Contributing to the Center's project on Religion and Environmentally-Induced Displacement, Filmmaker Fanny Ahman follows the Guna people, an indigenous people off the coast of Panama, as they face the effects of climate change on their archipelago. The result is her documentary “Escaping Atlantis,” which explores the key intersections of climate change, sea level rise, and traditional Guna spirituality in an effort to preserve their culture. Ahman is a recipient of the AU-Pulitzer Center International Reporting Fellowship.
I Am The Land
Contributing to the Center's project on Religion and Environmentally-Induced Displacement, Filmmaker Josee Molavi spent three months in Puerto Rico learning from those who identify with the Taíno community and documenting the living history of the island. The result is her documentary “I Am the Land,” which explores the key intersections of modern science, environmental activism, and indigenous spiritual knowledge in the pursuit of climate justice. Molavi is a recipient of the AU-Pulitzer Center International Reporting Fellowship.
Broken Land: Confronting Climate Change and Migration in Guatemala
Contributing to the Center's project on Religion and Environmentally-Induced Displacement, Filmmakers Jessica Marcy and Amelia Tyson explore the conditions in the Guatemalan city of Quetzaltenango and the surrounding largely Indigenous towns in the Western Highlands. This film explores how a community organization is developing solutions that address the complexities around environmental justice and the human rights issue of migration. Both filmmakers are recipients of the AU-Pulitzer Center International Reporting Fellowship funded by CLALS and AU School of Communication.
Fire and Ice on the Mountain
As a part of the Center's work on Religion and Climate Change, School of Communication Journalist in Residence Bill Gentile traveled to Peru in June 2017 to document the annual ceremony honoring the Andean New Year. The event takes place at the Huaytapallana mountain, just outside the city of Huancayo, located about 120 miles east of the Peruvian capital of Lima. The film explores how the melting glacier of the Huaytapallana mountain impacts Peruvians' cosmovision or, their spiritual relationship with nature and their understanding of their place in it.

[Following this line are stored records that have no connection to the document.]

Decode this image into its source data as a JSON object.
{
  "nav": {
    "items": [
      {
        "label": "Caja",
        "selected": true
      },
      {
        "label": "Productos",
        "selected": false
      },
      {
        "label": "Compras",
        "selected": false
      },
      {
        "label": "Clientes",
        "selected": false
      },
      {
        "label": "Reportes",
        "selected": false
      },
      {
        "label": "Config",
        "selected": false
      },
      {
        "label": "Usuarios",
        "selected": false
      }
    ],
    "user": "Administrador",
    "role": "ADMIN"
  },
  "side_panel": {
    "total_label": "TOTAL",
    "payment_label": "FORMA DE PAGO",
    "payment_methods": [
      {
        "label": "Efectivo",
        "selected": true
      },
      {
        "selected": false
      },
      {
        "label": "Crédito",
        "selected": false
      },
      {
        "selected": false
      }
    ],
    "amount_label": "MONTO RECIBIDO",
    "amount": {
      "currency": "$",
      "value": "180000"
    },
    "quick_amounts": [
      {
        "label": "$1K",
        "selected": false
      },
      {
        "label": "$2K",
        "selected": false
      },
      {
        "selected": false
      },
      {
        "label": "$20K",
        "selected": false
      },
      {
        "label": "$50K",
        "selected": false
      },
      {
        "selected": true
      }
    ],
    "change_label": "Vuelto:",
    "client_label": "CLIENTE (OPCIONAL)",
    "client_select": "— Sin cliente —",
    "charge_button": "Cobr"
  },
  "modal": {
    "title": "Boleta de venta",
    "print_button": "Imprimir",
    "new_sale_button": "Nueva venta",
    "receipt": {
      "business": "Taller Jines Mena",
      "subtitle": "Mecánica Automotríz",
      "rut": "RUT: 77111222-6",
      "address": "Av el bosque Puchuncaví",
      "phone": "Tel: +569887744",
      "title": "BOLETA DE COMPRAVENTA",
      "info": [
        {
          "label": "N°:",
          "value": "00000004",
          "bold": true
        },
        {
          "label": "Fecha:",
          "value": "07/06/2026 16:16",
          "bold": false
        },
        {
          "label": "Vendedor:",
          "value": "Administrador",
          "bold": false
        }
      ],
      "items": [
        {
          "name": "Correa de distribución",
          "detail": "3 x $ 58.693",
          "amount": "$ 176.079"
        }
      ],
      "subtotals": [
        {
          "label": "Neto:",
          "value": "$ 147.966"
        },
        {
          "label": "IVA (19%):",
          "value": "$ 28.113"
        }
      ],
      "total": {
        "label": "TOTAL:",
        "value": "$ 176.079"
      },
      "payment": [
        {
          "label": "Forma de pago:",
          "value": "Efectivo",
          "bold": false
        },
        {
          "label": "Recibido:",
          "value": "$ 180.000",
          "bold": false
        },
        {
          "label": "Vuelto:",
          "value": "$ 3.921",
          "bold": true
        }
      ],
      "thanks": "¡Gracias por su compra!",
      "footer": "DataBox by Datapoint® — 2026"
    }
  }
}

Coffee, Catholics and Climate Change
Contributing to the Center's work on Religion and Climate Change, International Reporting Fellow Camila DeChalus examines how small-scale coffee farmers in Colombia are fighting against the impact of climate change. With assistance from the Catholic Church, families in the Nariño province are now experimenting with techniques to sustain coffee cultivation and diversify agricultural production amidst severe climate change.
When the Forest Weeps
As part of the Center's Luce Foundation-funded initiative on Religion and Democratic Contestation in Latin America, School of Communication Journalist in Residence Bill Gentile shot and produced the documentary short "When the Forest Weeps" while on assignment in Ecuador. The piece highlights the spiritual relationship between the Kichwa indigenous people and the Ecuadoran Amazon rain forest.
God and Gangs: Criminal Violence and Religion in Guatemala
"God and Gangs: Criminal Violence and Religion in Guatemala" is a series of three short videos that sketch the context of gang violence in Guatemala and highlight the role of religion as a potential source for both individual and social transformation. As a part of the Luce Foundation-funded project on Religion and Violence in Latin America, the series profiles the work of sociologist Robert Brenneman as he interviews former gang members who have exited the criminal world by converting to Pentecostalism.